Culture fit or culture add?

Once you’ve got a few personas written down, you’ll notice one thing… all of the traits about this person fit into your existing view of the business you’re hiring for.

And that’s great, as that was the task.

But you’ll elevate yourself as a recruiter if you can build in culture add.

Does your client need a more diverse talent pool? (Yes, probably). Do they need different thinkers? Are they limiting themselves in one particular area? Could they be better hirers? Better employers?

Here’s a hint: yes, they could.

Constructing an Advert

If you’re the type of recruiter who doesn’t write ads, look away now. This part isn’t for you. But before you go, know this… you don’t know who you’ll miss out, if you never try to attract them.

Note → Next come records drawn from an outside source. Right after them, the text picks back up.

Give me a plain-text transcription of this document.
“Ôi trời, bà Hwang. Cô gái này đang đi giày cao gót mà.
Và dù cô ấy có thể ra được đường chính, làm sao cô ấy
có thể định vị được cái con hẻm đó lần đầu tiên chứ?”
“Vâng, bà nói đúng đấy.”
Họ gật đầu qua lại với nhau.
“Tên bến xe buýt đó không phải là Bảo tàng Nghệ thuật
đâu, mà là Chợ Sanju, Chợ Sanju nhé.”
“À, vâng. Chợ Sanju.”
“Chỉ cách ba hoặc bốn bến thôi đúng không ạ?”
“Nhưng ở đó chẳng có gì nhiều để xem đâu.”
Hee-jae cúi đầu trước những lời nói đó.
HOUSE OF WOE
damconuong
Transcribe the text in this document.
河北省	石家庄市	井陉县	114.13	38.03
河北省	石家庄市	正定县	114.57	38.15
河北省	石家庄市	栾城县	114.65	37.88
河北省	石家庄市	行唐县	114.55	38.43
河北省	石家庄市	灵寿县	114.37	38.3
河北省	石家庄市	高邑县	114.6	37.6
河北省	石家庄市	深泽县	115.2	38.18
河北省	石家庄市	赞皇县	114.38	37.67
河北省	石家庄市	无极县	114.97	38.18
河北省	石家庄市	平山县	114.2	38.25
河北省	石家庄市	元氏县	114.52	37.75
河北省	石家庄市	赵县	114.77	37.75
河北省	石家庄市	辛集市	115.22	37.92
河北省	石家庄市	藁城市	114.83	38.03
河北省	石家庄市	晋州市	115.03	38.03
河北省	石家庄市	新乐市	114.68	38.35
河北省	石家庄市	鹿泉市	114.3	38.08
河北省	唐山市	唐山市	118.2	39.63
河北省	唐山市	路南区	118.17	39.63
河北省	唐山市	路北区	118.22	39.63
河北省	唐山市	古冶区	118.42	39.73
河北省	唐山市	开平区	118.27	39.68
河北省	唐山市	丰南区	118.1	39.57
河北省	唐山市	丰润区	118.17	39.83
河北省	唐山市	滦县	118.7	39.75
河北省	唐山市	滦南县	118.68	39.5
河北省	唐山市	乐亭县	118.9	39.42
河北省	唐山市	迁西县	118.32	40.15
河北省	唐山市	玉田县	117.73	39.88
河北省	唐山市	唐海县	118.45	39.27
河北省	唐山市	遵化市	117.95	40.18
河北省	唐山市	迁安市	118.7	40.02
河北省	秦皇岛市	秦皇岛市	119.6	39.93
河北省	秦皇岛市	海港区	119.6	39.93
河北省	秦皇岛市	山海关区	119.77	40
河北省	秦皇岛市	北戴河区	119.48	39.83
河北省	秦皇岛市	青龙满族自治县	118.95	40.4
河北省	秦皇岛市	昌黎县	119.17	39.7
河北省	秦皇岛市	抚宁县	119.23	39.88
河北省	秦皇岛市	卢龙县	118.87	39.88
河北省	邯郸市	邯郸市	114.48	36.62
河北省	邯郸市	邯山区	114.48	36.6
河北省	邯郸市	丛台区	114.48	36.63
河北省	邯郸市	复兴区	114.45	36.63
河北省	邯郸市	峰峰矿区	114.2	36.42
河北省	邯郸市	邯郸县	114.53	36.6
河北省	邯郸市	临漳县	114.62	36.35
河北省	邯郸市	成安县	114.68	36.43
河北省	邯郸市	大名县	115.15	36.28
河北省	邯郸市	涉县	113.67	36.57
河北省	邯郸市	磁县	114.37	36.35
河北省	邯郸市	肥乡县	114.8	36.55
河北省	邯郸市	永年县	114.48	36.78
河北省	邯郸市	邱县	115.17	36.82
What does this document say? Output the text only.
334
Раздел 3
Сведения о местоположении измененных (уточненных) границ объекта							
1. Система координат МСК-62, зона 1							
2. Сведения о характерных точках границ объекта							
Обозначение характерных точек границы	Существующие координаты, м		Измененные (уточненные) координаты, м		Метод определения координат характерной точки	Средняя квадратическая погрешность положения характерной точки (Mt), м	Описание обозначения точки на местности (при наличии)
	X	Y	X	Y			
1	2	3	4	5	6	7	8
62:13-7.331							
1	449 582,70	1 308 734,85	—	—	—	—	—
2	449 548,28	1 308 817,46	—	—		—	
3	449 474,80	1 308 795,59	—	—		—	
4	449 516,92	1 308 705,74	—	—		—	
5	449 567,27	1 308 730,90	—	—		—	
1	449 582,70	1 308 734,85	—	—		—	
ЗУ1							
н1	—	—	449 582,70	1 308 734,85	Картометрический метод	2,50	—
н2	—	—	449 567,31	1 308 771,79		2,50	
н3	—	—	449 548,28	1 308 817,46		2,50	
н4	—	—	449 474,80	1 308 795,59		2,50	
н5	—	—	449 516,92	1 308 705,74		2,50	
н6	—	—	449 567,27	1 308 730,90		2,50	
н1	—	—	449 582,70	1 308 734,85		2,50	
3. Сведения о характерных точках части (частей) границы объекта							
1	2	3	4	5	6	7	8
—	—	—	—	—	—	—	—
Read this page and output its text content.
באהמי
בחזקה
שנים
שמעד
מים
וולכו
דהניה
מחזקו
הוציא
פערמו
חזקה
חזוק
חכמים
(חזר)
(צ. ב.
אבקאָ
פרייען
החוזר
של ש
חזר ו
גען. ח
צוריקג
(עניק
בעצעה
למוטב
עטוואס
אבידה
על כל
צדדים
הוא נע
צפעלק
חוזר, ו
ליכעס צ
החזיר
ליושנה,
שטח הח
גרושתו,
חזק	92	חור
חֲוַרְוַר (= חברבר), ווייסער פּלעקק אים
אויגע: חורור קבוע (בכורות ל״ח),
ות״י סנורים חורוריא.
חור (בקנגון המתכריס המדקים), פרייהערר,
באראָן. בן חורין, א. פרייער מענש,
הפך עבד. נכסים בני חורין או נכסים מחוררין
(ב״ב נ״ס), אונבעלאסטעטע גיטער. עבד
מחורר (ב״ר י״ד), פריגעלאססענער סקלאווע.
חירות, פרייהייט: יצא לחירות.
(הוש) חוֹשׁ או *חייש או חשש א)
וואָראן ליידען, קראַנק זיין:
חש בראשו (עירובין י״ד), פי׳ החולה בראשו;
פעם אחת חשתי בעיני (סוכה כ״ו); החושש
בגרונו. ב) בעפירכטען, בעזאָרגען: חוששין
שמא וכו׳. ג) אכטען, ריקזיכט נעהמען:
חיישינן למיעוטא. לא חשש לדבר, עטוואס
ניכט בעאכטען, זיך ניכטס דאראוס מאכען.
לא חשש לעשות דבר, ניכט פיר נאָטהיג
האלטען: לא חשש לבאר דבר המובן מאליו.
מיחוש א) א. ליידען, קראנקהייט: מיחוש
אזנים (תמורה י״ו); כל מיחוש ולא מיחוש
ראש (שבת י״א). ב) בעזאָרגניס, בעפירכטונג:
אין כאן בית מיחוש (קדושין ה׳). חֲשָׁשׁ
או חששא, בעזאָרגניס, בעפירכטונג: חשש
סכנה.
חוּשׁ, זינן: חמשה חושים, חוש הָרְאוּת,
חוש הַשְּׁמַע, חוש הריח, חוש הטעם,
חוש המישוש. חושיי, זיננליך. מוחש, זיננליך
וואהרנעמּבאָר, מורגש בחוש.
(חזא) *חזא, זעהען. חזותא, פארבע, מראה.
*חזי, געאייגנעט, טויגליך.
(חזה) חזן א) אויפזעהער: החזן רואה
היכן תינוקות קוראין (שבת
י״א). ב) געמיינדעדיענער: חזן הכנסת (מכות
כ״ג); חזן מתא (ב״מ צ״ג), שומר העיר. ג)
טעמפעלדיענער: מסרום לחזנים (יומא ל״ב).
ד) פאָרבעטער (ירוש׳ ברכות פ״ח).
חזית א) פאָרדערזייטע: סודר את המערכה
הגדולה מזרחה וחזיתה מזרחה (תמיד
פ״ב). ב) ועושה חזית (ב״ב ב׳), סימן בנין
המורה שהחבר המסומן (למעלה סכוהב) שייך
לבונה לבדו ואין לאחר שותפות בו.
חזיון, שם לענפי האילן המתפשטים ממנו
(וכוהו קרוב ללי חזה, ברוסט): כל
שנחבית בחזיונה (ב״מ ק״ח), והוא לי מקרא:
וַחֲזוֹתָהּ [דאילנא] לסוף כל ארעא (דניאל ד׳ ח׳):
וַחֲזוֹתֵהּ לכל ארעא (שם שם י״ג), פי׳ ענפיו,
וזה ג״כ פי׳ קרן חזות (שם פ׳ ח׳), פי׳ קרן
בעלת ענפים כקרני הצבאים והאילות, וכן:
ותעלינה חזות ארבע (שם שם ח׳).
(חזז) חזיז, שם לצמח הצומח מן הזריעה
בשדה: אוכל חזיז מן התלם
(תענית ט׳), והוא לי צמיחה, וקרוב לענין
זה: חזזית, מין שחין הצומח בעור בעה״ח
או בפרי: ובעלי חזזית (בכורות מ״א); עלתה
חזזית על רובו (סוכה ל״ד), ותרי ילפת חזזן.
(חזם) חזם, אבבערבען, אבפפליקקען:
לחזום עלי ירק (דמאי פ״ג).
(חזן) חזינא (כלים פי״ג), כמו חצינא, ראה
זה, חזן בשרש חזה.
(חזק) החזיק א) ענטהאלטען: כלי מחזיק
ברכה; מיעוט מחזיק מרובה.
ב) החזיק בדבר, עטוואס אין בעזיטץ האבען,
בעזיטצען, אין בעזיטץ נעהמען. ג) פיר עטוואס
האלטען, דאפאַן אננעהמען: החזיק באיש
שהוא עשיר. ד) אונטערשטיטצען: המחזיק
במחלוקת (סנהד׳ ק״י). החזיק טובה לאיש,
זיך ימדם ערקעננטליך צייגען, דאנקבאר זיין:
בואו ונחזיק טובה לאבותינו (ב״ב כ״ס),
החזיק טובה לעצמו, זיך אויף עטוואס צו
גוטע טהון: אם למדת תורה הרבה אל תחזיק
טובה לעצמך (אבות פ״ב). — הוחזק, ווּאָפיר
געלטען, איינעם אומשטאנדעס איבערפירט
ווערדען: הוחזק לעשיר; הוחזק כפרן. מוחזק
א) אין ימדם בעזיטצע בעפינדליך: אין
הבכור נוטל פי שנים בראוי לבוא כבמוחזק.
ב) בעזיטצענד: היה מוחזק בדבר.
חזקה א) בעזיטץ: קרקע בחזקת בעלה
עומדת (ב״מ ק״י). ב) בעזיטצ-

Writing ads isn’t the monotonous drab affair you were taught at the beginning of your career either. It should be fun.

You have the perfect opportunity to let your ‘dream candidate’ find you, with a bit of witty prose. And this is how…

First, imagine the person you’ve created the persona for above. And now, write to them and only them.

Imagine them on the other side of the screen reading this alone. You’ll need a catchy opener to get their attention, and frankly, not much will beat using their job title.

And try to use ‘self-qualifying copy’ along the way. So, let’s say you’re hiring for a German speaker… write the ad in German. And you’ll know, by and large, everyone applying will speak the language.

Or, let’s say you want a C++ Engineer. If you start your ad by writing:

“Hey, you, C++ Engineer…”

You know for a fact everyone reading past the 3rd word of your ad will in fact be a C++ Engineer.

The rest of the ad’s a doddle. All you have to do is point out all the great things about this job, and why the person reading it would be utterly bonkers not to find out more. You can throw in jokes, puns, memes… whatever you want.

But have fun with it, and you’ll be amazed at how many of the right applications fall on your lap.